MGM had its musicals. RKO had a knack for film noir. The best gangster pictures came from Warner Bros. The really good series Westerns and serials were Republic’s. And from 1931 (with Dracula) through the Fifties, Universal absolutely owned the Horror Film (though toward the end, their output starting leaning more and more toward science fiction).

Universal (then Universal-International) was also putting out a steady stream of Westerns in the Fifties, ranging from medium-budget films — starring Joel McCrea, Audie Murphy, Rock Hudson, Jeff Chandler and others — to A pictures like Winchester 73 (1950), which now seems like a virtual blueprint for the Fifties Westerns that followed.

In 1959, U-I combined the two genres they excelled at to create the clever Curse Of The Undead. (Today, we’d probably call it a mash-up.)

The conventions of Westerns and horror pictures would have been well known around the Universal lot — hell, they invented most of the Horror ones. Here, writers Edward Dien (who also directed) and his wife Mildred bent the rules a bit. You’ve got the usual range war plot, with a typical gun for hire — only this time he’s Drake Robey (Michael Pate), a member of the undead. The idea that a vampire can’t take daylight is reworked to let our cowboy vampire ride the range. You can tell the Diens had fun turning clichés upside down.

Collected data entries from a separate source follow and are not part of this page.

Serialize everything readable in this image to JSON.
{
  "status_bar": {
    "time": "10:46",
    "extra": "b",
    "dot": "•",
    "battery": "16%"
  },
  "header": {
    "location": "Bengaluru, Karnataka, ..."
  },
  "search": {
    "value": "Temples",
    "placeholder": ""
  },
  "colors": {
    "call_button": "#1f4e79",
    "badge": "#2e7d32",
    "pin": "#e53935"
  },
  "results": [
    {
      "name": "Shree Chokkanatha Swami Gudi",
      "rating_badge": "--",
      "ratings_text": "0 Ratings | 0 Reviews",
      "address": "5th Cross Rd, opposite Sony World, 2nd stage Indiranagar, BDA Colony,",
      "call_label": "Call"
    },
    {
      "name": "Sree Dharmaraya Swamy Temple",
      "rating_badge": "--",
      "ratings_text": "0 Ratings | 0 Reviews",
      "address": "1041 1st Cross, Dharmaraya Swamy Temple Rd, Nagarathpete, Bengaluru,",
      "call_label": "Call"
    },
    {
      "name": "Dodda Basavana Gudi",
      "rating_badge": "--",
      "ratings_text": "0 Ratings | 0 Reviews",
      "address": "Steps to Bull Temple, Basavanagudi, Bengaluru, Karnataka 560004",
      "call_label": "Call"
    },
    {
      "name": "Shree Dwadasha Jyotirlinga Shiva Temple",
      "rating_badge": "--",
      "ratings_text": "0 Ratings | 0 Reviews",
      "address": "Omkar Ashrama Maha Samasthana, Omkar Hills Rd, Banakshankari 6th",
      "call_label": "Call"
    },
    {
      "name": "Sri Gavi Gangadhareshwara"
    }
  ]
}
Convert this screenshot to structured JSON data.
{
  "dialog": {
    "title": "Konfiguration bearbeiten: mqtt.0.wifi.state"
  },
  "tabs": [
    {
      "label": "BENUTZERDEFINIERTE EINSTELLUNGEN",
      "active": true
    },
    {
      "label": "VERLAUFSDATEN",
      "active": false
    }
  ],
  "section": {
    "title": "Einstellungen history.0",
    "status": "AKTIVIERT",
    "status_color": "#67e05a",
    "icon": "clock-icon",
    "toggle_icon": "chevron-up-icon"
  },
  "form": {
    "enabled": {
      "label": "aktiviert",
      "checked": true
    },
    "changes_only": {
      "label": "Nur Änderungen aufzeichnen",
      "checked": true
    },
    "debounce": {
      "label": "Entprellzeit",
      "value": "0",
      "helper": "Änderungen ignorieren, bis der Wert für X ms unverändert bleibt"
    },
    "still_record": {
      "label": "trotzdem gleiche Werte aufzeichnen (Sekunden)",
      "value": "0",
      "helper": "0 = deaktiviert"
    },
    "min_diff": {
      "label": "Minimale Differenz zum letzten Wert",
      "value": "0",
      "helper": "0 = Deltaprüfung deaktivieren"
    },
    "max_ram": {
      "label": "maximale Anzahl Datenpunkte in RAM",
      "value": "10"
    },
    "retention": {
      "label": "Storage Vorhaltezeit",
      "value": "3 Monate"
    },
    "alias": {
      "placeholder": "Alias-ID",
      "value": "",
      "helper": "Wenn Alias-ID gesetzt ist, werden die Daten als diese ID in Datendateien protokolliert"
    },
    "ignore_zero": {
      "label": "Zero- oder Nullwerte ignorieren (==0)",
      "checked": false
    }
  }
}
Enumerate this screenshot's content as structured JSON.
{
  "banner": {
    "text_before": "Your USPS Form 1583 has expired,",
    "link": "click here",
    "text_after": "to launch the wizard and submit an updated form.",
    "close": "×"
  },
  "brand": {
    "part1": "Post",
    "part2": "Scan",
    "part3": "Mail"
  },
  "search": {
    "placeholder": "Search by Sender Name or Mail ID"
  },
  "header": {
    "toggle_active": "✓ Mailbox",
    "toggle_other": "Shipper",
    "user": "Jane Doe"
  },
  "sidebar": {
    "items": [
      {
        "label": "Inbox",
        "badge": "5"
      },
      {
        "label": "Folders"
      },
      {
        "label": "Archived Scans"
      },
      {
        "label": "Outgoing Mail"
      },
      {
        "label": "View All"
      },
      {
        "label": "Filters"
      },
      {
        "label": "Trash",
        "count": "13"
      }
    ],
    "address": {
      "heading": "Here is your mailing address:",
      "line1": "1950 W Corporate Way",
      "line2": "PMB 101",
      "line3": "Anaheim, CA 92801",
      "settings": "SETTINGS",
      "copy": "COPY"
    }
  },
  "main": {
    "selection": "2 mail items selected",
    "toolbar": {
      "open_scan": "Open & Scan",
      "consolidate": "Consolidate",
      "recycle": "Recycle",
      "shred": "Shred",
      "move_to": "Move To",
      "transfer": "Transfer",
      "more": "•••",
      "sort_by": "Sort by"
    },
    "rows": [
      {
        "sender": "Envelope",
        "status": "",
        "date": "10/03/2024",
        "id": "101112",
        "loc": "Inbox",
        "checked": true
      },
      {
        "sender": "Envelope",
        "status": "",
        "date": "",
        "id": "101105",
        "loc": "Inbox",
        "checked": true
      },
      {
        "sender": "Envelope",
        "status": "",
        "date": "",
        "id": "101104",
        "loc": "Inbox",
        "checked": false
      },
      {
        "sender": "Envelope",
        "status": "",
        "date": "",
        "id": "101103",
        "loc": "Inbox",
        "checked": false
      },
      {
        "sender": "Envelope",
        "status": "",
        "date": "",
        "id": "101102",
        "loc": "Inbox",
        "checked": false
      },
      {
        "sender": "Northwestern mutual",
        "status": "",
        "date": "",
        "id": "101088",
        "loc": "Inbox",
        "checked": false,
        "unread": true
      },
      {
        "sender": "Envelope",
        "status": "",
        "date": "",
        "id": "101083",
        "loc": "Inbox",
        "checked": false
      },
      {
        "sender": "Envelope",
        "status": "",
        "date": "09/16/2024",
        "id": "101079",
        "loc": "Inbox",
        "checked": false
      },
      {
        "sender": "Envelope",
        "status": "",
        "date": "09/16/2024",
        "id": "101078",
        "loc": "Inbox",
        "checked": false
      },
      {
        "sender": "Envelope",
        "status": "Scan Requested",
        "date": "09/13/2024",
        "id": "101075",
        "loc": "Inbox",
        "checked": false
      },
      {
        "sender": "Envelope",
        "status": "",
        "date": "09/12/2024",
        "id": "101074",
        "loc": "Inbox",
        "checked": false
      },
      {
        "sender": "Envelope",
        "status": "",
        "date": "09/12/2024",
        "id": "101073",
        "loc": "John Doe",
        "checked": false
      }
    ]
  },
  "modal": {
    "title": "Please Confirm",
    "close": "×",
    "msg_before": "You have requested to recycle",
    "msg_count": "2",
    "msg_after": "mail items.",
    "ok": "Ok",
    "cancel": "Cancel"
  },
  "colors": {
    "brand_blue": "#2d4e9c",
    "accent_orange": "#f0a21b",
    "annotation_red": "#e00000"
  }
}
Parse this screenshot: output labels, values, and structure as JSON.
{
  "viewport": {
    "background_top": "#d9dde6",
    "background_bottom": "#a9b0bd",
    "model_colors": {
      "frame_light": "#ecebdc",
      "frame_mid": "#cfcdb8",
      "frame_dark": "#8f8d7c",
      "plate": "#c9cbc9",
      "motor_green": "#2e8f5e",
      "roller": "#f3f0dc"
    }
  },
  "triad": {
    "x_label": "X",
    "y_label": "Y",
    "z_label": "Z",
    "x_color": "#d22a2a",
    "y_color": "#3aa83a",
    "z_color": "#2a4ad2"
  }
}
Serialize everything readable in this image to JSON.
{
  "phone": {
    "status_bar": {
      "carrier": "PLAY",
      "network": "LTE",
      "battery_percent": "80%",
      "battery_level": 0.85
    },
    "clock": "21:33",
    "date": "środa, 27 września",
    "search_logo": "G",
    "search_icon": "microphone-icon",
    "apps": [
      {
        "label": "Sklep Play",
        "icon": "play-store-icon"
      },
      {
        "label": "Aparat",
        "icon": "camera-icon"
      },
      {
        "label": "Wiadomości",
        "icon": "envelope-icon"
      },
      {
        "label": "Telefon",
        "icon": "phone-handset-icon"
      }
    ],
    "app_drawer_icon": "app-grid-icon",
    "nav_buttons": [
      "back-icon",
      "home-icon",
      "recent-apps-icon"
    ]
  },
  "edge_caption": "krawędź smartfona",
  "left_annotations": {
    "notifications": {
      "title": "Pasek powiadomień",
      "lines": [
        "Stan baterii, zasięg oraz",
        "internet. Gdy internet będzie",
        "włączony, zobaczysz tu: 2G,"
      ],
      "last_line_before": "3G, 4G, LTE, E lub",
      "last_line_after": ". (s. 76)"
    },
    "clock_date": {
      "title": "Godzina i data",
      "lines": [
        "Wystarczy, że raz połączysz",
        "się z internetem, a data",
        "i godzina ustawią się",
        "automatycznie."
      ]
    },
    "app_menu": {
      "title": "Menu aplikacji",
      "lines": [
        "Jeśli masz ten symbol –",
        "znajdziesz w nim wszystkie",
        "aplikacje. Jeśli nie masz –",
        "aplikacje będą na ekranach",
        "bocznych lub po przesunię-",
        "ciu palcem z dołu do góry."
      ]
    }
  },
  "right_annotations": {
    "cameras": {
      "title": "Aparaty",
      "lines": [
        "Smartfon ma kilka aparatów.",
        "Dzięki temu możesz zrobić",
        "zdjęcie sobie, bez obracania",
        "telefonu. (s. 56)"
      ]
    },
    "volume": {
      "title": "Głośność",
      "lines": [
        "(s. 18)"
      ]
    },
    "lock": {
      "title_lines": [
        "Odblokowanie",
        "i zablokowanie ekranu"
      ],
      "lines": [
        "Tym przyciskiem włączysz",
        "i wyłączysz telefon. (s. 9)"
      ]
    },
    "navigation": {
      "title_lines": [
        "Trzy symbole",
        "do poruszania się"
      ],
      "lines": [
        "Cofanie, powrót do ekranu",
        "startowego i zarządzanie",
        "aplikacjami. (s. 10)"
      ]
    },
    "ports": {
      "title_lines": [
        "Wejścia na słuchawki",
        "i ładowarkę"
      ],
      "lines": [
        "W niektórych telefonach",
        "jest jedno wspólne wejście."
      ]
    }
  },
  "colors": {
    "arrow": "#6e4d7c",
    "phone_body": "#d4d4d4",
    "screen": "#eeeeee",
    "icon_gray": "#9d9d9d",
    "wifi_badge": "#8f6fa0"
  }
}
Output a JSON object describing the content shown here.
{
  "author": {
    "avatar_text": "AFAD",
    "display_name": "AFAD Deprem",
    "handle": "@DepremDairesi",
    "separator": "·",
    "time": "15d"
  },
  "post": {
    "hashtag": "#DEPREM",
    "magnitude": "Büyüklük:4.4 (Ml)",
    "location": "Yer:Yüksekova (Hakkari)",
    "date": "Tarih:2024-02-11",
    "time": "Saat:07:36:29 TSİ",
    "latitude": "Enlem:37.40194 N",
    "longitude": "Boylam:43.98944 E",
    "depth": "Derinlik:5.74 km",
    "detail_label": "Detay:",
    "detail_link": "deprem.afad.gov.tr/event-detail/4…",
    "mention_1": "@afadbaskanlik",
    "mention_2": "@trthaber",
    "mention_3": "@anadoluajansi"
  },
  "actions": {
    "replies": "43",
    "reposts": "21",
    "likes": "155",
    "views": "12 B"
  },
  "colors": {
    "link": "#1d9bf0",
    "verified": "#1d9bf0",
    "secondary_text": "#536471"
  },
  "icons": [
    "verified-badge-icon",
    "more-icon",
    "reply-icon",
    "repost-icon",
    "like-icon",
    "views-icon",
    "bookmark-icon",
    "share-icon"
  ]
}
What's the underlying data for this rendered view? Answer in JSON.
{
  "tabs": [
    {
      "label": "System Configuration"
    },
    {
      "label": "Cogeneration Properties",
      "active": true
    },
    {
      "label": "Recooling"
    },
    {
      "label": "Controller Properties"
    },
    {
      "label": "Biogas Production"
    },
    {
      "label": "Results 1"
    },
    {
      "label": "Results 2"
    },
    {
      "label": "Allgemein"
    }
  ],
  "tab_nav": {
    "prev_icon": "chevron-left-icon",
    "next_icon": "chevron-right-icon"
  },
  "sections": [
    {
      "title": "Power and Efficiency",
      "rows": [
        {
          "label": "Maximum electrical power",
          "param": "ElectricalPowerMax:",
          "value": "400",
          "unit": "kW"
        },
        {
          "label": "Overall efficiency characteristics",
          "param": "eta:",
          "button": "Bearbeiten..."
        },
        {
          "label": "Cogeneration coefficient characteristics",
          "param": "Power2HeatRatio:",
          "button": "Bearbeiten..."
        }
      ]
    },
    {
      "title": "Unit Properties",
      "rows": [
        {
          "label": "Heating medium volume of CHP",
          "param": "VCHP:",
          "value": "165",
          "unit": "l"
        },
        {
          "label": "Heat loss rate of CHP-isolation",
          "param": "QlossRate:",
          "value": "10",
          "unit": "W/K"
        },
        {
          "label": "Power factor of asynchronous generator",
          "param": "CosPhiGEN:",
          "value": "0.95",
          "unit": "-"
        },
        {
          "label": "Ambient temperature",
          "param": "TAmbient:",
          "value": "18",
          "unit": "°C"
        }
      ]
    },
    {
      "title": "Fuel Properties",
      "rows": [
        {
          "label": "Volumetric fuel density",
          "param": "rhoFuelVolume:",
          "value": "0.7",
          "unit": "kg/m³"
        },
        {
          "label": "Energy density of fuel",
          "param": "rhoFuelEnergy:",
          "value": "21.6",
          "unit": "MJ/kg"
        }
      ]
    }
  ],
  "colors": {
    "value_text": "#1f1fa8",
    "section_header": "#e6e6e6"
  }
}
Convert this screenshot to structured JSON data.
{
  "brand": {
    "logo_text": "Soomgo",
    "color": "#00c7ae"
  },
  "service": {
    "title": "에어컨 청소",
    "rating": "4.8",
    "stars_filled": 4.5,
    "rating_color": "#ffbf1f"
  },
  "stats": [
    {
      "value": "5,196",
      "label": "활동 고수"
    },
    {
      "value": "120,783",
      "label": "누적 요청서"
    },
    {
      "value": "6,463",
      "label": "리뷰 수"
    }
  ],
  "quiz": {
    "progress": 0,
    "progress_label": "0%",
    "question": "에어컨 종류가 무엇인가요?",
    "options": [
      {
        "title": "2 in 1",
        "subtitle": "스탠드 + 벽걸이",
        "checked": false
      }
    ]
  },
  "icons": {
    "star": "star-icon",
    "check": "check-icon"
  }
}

A key scene in Curse Of The Undead, one that really illustrates the liberties taken with the genres’ conventions (without giving too much away), comes toward the end of the film. One of the ranchers, Buffer (Bruce Gordon), challenges the vampire, Robey, to a gunfight in the saloon. Both men draw and Buffer is hit — certain that he drew first and hit his opponent. He dies. Later, we see the hole in Robey’s vest — Buffer had indeed been quicker on the draw. (This idea of an undead gunfighter, who wins even if he’s outdrawn, could easily have been the basis of an entire film.)

Curse Of The Undead is a cheap little movie. Aside from a few quick shots done on a western street, it plays out on a few sparsely-propped sets. And it runs a short 79 minutes. All in keeping with other Universal Horror films of the late Fifties: The Mole People, Monster On Campus, The Leech Woman, etc.

Look it up about anywhere, and Curse Of The Undead is listed as the first “vampire western.” It’s genuinely eerie in spots, with a score that makes good use of the theremin. Michael Pate is excellent, and he’s joined by a capable cast: Eric Fleming (from TV’s Rawhide), Kathleen Crowley and John Hoyt. And it’s a helluva lot better than Billy The Kid Vs. Dracula (1966).

Note: Believe it or not, I came across that still of Michael Pate on an online obituary!